Pourtant, malgré la maîtrise de la mise en scène, le film reste relativement classique dans le genre des récits de détresse. De nombreux films récents suivent un schéma similaire : The Call (2013) de Brad Anderson, The Guilty (2018) de Gustav Möller. Dans ce contexte, la réalisation de Ben Hania ne dévie pas beaucoup des conventions du genre : Elle privilégie la sobriété et l’intensité dramatique, misant sur l’impact émotionnel plutôt que sur l’innovation stylistique.

L’histoire de Hind Rajab dépasse son destin individuel pour s’inscrire dans le contexte plus large du conflit palestinien.

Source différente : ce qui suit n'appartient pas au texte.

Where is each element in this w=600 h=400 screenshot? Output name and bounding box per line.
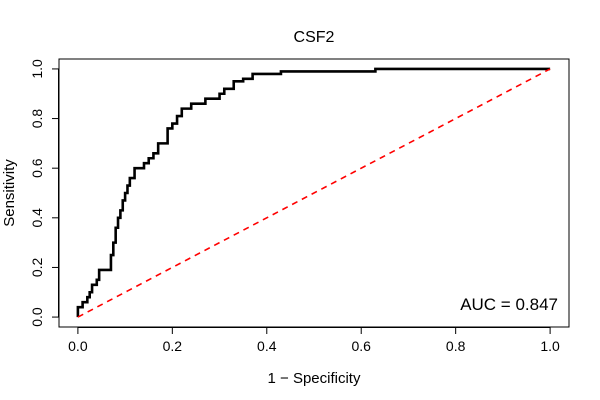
x-axis: 0.0 0.2 0.4 0.6 0.8 1.0: [68, 327, 560, 354]
x-tick-label: 0.2: [163, 338, 183, 354]
reference-diagonal-line: [77, 68, 551, 318]
y-tick-label: 1.0: [29, 59, 45, 79]
x-tick-label: 1.0: [540, 338, 560, 354]
y-tick-label: 0.2: [29, 258, 45, 278]
x-tick-label: 0.0: [68, 338, 88, 354]
roc-curve: [76, 67, 551, 318]
y-tick-label: 0.6: [29, 158, 45, 178]
y-axis: 0.0 0.2 0.4 0.6 0.8 1.0: [29, 59, 59, 327]
chart-title: CSF2: [294, 29, 335, 46]
x-tick-label: 0.8: [446, 338, 466, 354]
y-tick-label: 0.0: [29, 307, 45, 327]
y-tick-label: 0.8: [29, 109, 45, 129]
plot-lines: [76, 67, 551, 318]
y-axis-label: Sensitivity: [1, 159, 18, 227]
auc-annotation: AUC = 0.847: [460, 295, 558, 314]
x-tick-label: 0.6: [351, 338, 371, 354]
x-axis-label: 1 − Specificity: [268, 370, 361, 387]
x-tick-label: 0.4: [257, 338, 277, 354]
y-tick-label: 0.4: [29, 208, 45, 228]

Ce qu’elle a vécu n’est pas un fait isolé : il résonne avec les violences quotidiennes, les pertes et les traumatismes que subissent de nombreuses familles palestiniennes, dont les voix sont souvent étouffées par l’indifférence internationale ou les médiatisations partielles. Le film transforme ce témoignage personnel en témoignage politique : chaque spectateur est confronté à une réalité qui dépasse l’individu, qui reflète la souffrance collective d’un peuple et la mémoire d’une injustice persistante. Voir la souffrance des autres, écouter leur voix, cela dérange, interroge, et parfois met mal à l’aise. Le film choisit de nous toucher, uniquement. Il questionne notre manière de voir et de ressentir la souffrance d’autrui. Jusqu’où peut-on observer la douleur des autres sans franchir une limite éthique ?

Si la partie documentaire du film, avec les enregistrements réels, donne une impression de véracité et d’urgence, la partie fictionnelle déroute parfois. Ce contraste, loin d’être un simple choix esthétique, pose une question plus profonde : comment représenter la réalité de l’urgence et du secours sans trahir la complexité du métier ? Il y a une dynamique assez crédible sur le papier dans l’equipe du croissant rouge mais la fiction apparaît, elle se sent un peu forcée. Cette légère artificialité ne diminue pas la puissance du témoignage de Hind Rajab, elle fait réfléchir sur la manière dont le cinéma traduit la souffrance et l’urgence, entre perception et construction narrative.

La Voix de Hind Rajab nous laisse avec un mélange d’émotion et de réflexion. On sort du film bouleversé, avec le sentiment d’avoir vécu un fragment de l’inconcevable. Mais au‑delà de la voix de Hind, la question reste ouverte : comment le cinéma peut-il continuer à témoigner des violences extrêmes sans franchir la ligne entre narration et exploitation ? Le film nous confronte à la réalité, nous oblige à écouter, à ressentir, et à réfléchir par nous-mêmes.